The possibility of Sec. 202 PRACs and the RAD program working together is not the only legislation housing developers are keeping tabs on. There is another bill that has been around for 24 years that has seen significant recent developments.

New Life for LIHPRHA

Enacted by Congress in 1992, LIHPRHA is designed to keep owners of older assisted housing from buying out of subsidized mortgages, which would reduce the number of available affordable housing units. Certain FHA Sec. 236 loans and FHA Sec. 221(d)(3) below market interest rate (BMIR) loans qualified. Part of the National Affordable Housing Act, the law codifies steps an owner of a property must take in order to sell it or end HUD's affordability restrictions. In addition, it incentivizes owners to stay in HUD's programs, provides protections to tenants should the owner choose to sell and provides incentives to nonprofit organizations who might be interested in purchasing the properties. Incentives include the approval of Sec. 241(f) equity take-out loans and/or additional Sec. 8 subsidy, as well as the availability of Sec. 8 rent increases and/or capital grants.
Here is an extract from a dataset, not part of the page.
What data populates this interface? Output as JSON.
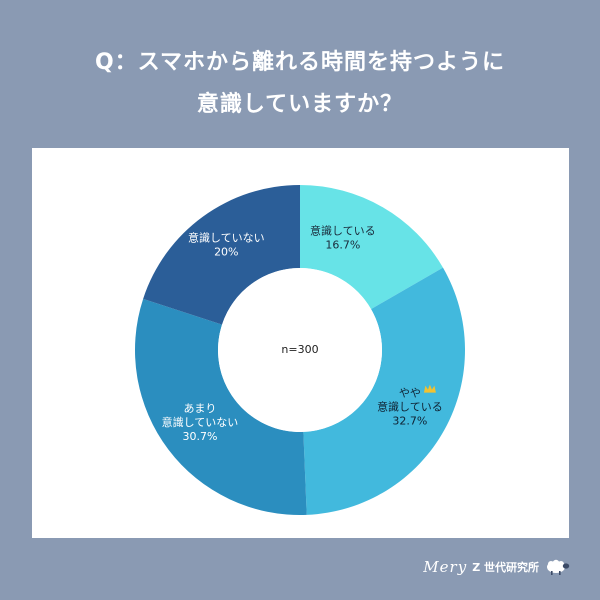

Currently, HUD oversees an inventory of approximately 640 properties with more than 75,000 units subject to LIHPRHA provisions. Through a restrictive use agreement, the owner agrees to keep a property in the affordable housing stock in return for additional HUD subsidies. Many current LIHPRHA use agreements restrict periodic distributions of surplus cash generated by properties to 0% or 6% of initial equity. Some use agreements also restrict owners from realizing any proceeds from project refinancing. Other LIHPRHA use agreements expressly prohibit owners from bringing low-income housing tax credit (LIHTC) equity into the project. This has discouraged many owners from rehabilitating their properties, which contradicts HUD’s mission of maintaining quality and safe affordable housing.

Late last year, Congress passed a law (Section 77001 of the Fixing America’s Surface Transportation Act)) that allows distributions on all free cash flow for these projects and increases access to any residual receipts. The law also provides other beneficial changes. It allows a property to do an equity take-out refinance, it allows a budget-based rent increase, which can include the new debt service and market loan coverages, and it provides protection to tenants from large rent increases. The official rules are soon to be released through a HUD notice, but this important change is a transformative shift for these properties. These projects can also apply for an Option 5 mark-up-to-budget rent increase to help fund additional debt. This change will also make LIHTC deals easier, because the increase in distribution can be used to pay down deferred developer fees, or pay throughout the entire cash flow waterfall process.

One challenge remains: finding the owners of projects with LIHPRA use agreements. It is possible to find the properties with LIHPRA use agreements, however there is not a database listing the owners, thus contacting them has been difficult. Developers who own one of these projects, or those interested in obtaining a list of LIHPRA projects in a certain area, would be well advised to contact their mortgage banker and keep an eye out for any additional updates.